Hasil RUPS-LB versi Tutut memutuskan Japto S Soerjosoemarno sebagai Direktur Utama PT TPI dan Daniel Goenawan Reso sebagai wakil direktur utama. Lalu ada beberapa direktur lain, yakni Mohamad Jarman, dan Agus Ajafrudin. Sedangkan komisarisnya Syamsir Siregar.
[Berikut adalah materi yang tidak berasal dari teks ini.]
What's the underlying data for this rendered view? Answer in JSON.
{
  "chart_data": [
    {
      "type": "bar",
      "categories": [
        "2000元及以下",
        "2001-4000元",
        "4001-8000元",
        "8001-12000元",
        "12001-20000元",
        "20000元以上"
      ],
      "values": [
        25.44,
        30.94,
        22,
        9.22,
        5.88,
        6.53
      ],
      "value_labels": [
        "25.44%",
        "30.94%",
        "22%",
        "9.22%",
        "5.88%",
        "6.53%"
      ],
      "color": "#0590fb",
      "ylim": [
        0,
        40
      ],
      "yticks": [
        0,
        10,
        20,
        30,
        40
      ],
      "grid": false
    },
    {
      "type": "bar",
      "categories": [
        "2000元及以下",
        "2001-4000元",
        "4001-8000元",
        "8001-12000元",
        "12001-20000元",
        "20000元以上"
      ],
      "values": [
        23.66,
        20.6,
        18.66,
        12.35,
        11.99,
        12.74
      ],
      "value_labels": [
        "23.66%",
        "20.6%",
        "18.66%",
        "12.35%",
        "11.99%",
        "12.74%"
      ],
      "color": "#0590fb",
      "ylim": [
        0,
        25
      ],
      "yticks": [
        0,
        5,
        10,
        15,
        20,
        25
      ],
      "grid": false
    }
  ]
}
Tutut berpatokan pada surat yang dikeluarkan Plh Direktur Perdata Kemenkum HAM Rike Amavita tertanggal 8 Juni 2010.

Namun demikian, keluarnya surat tanggapan Direktorat Jenderal Administrasi Hukum Umum (Dirjen AHU) melalui kuasa hukumnya Sjafruddin dan Chandra Anggiat membantah semua klaim kepemilikan Tutut atas TPI Dalam surat itu, secara tegas Kemenkum HAM membantah semua klaim dari kubu Tutut atas kepemilikan saham PT TPI yang didasarkan pada surat Plh Direktur Perdata Kemenkumham Rike Amavita.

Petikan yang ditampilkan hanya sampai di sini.